Peter Scolari: Trapped on the 37th Floor (R.I.P.)

Beloved character actor Peter Scolari (b. 1955) has left us too soon and as always I thought I would chime in with an appreciation that fills in some of the more obscure cracks that other eulogists have overlooked.

FOR EXAMPLE, when news broke us of his death, everyone of a certain age was going around saying “Remember Bosom Buddies?” And it’s a worthy exercise — my adult son had not heard of the show, for example. But what most people don’t know is that Scolari was in a sitcom PRIOR to Bosom Buddies. His first one was Goodtime Girls (1980), an attempt to do for the ’40s what Happy Days had done for the ’50s. In fact, Garry Marshall was one of the producers. It’s about all these working girls living in Washington DC during the Second World War, starring Annie Potts of Designing Women and Ghostbusters, Georgia Engel of The Mary Tyler Moore Show, and Lorna Patterson of the sitcom version of Private Benjamin. The downstairs neighbors were played by Adrian Zmed of TJ Hooker and Scolari, whom vaudeville lovers will be delighted to know played a clown, thus had numerous opportunities to show off his juggling and unicycle skills! He also trotted those skills out on other TV shows, such as Circus of the Stars.

At any rate, Goodtime Girls only lasted one season, but that was fortunate, because it meant that Scolari could go on to do Bosom Buddies (1982-84) with Tom Hanks, which required him to partake of yet another vaudeville skill — drag! Funny to remember a time when those guys were roughly on par in terms of status. For about a decade afterwards Hanks remained a popular light comedy star in what I would call fairly trivial films — it wasn’t until 1993 when he shot to the top, with Philadelphia and Sleepless in Seattle, followed by Forrest Gump and everything else. Meantime, Scolari cemented his reputation as a TV star, with a plum regular role on Newhart (1984-90). This was followed by a couple of failed sit-coms in which Scolari starred: Family Album (1993) and Dweebs (1995), each of which lasted only a few episodes. Later, he would voice the role of the Rick Moranis character on the Honey I Shrunk the Kids animated series (1997-2000), and win an Emmy for playing Lena Dunham’s dad on Girls (2012-2017). Recent high visibility stuff included recurring parts on Fosse/Verdon (2019) and Evil (2019-2021). In 2005, I caught him in Stewart F. Lane’s Off-Broadway play In the Wings, and reviewed it for Time Out New York. He was a man of the stage as well as the screen and had been in the Broadway casts of shows like Wicked and Hairspray.

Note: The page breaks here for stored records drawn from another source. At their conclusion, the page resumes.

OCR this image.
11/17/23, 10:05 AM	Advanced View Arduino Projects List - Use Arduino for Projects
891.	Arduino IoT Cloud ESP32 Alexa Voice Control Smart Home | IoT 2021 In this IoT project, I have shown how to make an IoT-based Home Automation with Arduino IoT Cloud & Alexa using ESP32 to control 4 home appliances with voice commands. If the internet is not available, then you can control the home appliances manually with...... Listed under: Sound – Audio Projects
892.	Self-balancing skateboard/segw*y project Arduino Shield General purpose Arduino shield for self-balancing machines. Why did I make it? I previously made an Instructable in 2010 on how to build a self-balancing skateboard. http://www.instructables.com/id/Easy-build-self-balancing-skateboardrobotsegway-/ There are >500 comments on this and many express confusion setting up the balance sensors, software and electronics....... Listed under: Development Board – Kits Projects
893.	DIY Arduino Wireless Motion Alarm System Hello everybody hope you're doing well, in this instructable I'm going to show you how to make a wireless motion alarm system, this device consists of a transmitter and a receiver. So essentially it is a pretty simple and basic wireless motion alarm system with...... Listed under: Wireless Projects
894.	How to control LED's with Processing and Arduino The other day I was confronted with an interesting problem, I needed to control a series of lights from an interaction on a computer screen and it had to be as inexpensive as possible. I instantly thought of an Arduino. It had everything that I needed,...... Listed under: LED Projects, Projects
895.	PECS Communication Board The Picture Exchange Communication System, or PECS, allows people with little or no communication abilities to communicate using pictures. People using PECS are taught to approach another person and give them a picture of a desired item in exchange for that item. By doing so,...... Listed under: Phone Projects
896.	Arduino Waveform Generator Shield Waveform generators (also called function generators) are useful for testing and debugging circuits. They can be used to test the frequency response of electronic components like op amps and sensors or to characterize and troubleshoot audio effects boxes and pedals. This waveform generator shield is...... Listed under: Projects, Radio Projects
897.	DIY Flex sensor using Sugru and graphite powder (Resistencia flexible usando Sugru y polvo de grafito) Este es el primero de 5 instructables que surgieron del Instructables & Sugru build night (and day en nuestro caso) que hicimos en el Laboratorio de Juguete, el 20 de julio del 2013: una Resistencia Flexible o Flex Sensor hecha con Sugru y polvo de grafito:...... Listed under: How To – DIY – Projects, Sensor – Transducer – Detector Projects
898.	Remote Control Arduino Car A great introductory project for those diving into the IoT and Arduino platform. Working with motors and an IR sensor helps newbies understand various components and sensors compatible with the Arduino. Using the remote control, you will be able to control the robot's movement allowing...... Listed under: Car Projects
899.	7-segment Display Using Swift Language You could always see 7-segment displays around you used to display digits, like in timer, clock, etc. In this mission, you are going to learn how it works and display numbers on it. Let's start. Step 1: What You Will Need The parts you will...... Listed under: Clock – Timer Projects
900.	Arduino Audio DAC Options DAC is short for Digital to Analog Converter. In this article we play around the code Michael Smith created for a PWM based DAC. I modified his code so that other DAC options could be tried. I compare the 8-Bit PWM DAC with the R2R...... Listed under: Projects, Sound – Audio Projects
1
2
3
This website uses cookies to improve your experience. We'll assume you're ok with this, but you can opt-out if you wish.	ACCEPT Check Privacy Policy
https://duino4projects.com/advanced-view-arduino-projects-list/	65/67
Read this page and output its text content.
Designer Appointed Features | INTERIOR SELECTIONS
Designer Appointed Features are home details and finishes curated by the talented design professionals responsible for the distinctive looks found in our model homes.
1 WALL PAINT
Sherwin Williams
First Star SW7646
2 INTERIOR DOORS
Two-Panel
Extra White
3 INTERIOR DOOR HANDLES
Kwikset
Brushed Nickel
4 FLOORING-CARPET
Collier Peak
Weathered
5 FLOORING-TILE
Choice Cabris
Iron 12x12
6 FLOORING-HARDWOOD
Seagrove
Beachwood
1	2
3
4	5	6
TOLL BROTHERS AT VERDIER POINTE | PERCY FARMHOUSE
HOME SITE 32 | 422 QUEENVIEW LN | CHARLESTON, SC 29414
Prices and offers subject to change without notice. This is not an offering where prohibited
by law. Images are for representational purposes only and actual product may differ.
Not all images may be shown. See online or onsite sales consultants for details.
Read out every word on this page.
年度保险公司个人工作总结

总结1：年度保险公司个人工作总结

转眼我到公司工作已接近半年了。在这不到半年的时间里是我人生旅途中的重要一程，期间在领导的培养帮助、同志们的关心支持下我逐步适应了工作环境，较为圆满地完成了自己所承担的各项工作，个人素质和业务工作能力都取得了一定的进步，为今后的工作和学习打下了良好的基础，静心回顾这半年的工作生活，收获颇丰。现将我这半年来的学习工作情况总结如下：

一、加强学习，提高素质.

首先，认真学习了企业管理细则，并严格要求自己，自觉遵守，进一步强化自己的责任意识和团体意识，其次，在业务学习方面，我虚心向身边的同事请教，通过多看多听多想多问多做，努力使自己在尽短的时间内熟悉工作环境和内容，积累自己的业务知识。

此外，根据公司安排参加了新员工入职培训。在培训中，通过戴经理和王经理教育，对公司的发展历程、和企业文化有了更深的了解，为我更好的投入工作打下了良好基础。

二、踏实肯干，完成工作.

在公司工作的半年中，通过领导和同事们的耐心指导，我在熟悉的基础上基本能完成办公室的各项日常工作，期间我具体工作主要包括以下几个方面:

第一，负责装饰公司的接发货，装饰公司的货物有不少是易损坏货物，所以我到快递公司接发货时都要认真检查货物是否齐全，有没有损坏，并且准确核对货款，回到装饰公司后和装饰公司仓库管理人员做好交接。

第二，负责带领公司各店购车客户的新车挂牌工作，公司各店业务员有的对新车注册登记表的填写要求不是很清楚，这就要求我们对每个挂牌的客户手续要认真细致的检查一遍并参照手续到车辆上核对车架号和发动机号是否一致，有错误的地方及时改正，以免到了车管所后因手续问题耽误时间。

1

But where the rubber really meets the road for a professional actor is where the magic doesn’t happen. That’s why I have headed this post with a photo from the 1991 TV movie Fire: Trapped on the 37th Floor. I sought and watched this movie on Youtube a few years ago for a couple of reasons. I am a huge devotee of disaster movies. And this one is about one of the few high-rise fires that had happened prior to September 11. Unlike Towering Inferno, it was based on a real event, which had happened in the Los Angeles First Interstate Bank building in 1988. If it hadn’t been real, you might have chided the screenplay writers for the inplausibility — the sprinkers in the building were shut off for maintenance and the fire alarms didn’t work. So the fire that broke out in the 12th floor became massive by the time firefighters arrived. Fortunately, the blaze happened at night, so few people were in the building, and most everyone was successfully evacuated. Except for two office workers on the 37th floor, here played by Scolari and Lisa Hartman (who’s done a lot but whom I know best from the 1977 TV series Tabitha). Scolari plays a sort of nebbishy accountant who’s in love with Hartman’s hot saleslady, and stays late at work to impress her and get close to her, if I remember rightly. That’s probably a fictional element to make some sort of story happen, otherwise the whole movie would be just shots of Scolari and Hartman hiding under desks and coughing, interpersed with fire chief Lee Majors on the street barking commands to his firemen (which it practically is). I was a little shocked to see Scolari in this quotidian vehicle just after his TV sit-com hot streak. But an actor’s got to work, to keep his face out here. And in this movie, you see him do his job — just like juggling or riding a unicycle: you show up, hit your marks, create a character people want to watch. It’s harder than you might think.

At any rate, now he’s trapped much higher than the 37th floor, playing a harp atop a unicycle. If you find the silly image offensive, I am virtually certain Scolaei wouldn’t have. He was a very funny guy, whose legendary good heart shone through all of his characters.